Because no one — no one — wants their thoughts read out loud without consent.
Not an adult. Not a teenager. And certainly not a child.
“A child’s journal is their private world. Reading it without consent can result in shame, mistrust, and a ruptured sense of autonomy.”
— Dr. Laura Markham, Clinical Psychologist
“Emotionally unsafe environments create long-lasting effects on a child’s development, particularly their sense of self-worth and ability to trust.”
— Bessel van der Kolk, The Body Keeps the Score
And for anyone wondering if this is “too deep” — I want to remind you:
Children are not your property.
They are human beings.
With emotional boundaries.
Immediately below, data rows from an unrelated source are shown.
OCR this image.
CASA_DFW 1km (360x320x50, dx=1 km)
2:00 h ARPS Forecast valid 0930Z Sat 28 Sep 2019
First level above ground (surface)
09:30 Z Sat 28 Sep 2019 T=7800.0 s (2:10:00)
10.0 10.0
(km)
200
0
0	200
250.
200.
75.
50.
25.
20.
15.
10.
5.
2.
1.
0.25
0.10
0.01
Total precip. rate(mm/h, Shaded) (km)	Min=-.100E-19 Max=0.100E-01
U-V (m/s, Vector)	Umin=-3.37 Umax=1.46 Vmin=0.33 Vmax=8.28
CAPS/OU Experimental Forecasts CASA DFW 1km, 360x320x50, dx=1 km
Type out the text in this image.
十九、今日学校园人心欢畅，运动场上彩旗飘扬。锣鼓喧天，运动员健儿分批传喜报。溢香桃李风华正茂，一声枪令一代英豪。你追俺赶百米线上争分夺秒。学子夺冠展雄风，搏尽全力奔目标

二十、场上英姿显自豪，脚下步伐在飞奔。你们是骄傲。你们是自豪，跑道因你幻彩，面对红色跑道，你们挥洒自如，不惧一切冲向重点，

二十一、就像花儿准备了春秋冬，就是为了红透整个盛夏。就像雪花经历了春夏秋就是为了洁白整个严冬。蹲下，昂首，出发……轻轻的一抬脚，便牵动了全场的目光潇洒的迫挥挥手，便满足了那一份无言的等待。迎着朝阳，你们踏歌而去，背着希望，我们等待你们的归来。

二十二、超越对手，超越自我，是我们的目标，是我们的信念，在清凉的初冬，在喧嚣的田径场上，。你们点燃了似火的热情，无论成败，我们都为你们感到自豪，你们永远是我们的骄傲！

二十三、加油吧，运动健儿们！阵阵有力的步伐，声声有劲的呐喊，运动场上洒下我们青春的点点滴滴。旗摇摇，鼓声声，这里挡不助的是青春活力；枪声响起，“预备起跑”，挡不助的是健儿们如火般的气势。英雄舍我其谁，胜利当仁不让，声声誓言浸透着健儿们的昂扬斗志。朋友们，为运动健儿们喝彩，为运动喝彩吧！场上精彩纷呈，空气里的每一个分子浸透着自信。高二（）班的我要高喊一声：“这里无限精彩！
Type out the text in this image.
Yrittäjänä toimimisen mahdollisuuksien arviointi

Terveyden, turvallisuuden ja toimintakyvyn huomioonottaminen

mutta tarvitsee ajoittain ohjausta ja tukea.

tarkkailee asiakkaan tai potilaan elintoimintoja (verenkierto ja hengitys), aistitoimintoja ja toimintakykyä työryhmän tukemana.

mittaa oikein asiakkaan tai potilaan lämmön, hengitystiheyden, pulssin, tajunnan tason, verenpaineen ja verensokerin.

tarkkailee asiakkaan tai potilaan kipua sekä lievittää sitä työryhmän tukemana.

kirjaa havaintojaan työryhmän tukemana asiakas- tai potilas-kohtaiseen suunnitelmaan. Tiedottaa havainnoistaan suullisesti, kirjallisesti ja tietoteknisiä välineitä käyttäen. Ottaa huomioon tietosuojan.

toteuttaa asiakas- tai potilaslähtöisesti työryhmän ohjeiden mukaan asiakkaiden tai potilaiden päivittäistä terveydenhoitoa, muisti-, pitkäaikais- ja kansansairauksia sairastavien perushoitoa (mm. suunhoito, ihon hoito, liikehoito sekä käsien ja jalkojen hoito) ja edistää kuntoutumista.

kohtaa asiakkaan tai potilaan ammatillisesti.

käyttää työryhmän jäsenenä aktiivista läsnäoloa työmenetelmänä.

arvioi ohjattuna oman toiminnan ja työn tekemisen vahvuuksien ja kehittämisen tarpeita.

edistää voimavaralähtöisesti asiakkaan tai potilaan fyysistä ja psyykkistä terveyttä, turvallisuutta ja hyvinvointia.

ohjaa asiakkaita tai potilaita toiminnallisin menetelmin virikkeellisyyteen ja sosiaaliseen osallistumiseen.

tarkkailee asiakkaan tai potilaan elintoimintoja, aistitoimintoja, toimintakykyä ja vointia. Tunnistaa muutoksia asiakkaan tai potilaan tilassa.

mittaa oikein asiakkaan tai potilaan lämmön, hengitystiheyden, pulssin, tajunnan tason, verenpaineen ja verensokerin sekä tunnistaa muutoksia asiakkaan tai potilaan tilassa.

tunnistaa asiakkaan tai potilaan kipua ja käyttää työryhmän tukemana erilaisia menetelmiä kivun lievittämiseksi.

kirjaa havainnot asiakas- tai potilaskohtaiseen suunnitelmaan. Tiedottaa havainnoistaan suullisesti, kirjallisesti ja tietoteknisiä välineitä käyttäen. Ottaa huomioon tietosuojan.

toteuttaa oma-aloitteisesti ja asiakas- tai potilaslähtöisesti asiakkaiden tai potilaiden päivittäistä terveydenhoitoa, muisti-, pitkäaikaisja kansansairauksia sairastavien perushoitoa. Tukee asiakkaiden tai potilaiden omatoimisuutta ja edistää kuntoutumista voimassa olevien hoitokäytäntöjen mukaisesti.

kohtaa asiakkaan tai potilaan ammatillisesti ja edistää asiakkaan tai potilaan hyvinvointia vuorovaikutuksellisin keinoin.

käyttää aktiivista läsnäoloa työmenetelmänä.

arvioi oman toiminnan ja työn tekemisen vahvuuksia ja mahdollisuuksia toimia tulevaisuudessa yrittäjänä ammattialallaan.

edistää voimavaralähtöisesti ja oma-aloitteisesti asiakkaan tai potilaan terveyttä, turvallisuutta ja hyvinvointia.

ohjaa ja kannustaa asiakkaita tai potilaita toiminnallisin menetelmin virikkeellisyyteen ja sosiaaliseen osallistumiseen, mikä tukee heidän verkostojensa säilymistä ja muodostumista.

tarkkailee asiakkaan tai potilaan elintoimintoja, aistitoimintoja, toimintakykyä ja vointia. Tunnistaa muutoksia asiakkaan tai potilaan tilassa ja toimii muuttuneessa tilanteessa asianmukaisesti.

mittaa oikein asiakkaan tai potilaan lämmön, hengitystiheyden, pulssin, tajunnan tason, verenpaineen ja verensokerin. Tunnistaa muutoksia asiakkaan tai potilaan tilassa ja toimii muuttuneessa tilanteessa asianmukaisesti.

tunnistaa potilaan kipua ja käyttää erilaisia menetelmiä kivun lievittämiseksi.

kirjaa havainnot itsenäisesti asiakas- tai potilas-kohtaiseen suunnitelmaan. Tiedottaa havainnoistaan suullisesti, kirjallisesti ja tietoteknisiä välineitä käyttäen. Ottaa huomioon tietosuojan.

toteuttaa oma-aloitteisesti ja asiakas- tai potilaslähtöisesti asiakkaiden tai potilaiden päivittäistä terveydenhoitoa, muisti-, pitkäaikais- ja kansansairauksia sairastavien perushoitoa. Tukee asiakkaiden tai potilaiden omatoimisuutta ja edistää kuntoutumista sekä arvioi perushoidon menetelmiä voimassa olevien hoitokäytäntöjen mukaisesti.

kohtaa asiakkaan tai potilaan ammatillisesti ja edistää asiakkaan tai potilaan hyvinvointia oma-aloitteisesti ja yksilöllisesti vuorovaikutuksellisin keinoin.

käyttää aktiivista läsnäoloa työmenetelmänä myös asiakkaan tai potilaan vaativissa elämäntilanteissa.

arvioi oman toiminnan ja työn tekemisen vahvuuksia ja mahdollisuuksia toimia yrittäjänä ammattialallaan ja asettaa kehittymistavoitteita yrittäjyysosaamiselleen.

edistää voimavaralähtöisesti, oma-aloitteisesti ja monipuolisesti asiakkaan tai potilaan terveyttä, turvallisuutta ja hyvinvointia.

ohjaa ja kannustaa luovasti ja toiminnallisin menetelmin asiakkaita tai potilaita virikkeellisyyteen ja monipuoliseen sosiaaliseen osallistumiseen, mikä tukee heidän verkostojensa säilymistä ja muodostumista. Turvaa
With dignity.
With tender hearts that deserve protection.
What happened that day wasn’t just embarrassing — it was damaging.
It planted a seed of silence that took years to unearth.
It made me afraid to be seen — even on paper.
🌱 Why I Write Now
This blog?
It exists because I’m reclaiming what was stolen.
Because I am done handing over my voice to people who never valued it.
Because I want little Shakara to know that her thoughts matter.
That her words are sacred.
That her story deserves to be told — by her, not at her expense.
So if you’re a parent reading this:
Please don’t read your child’s journal.
And if you do, don’t ever let them find out.
Because that moment could cost them years of silence.
And if you’re someone like me —
someone who lost their voice in the laughter of others,
someone who’s still learning to feel safe with a pen in their hand —
I want you to know:
Your words are worthy.
Your voice is sacred.
And you never have to ask permission to exist.
You are not too sensitive.
You were just never protected the way you should have been.
But you can protect yourself now.
With every word. With every truth. With every post.
And I’ll be here, writing alongside you.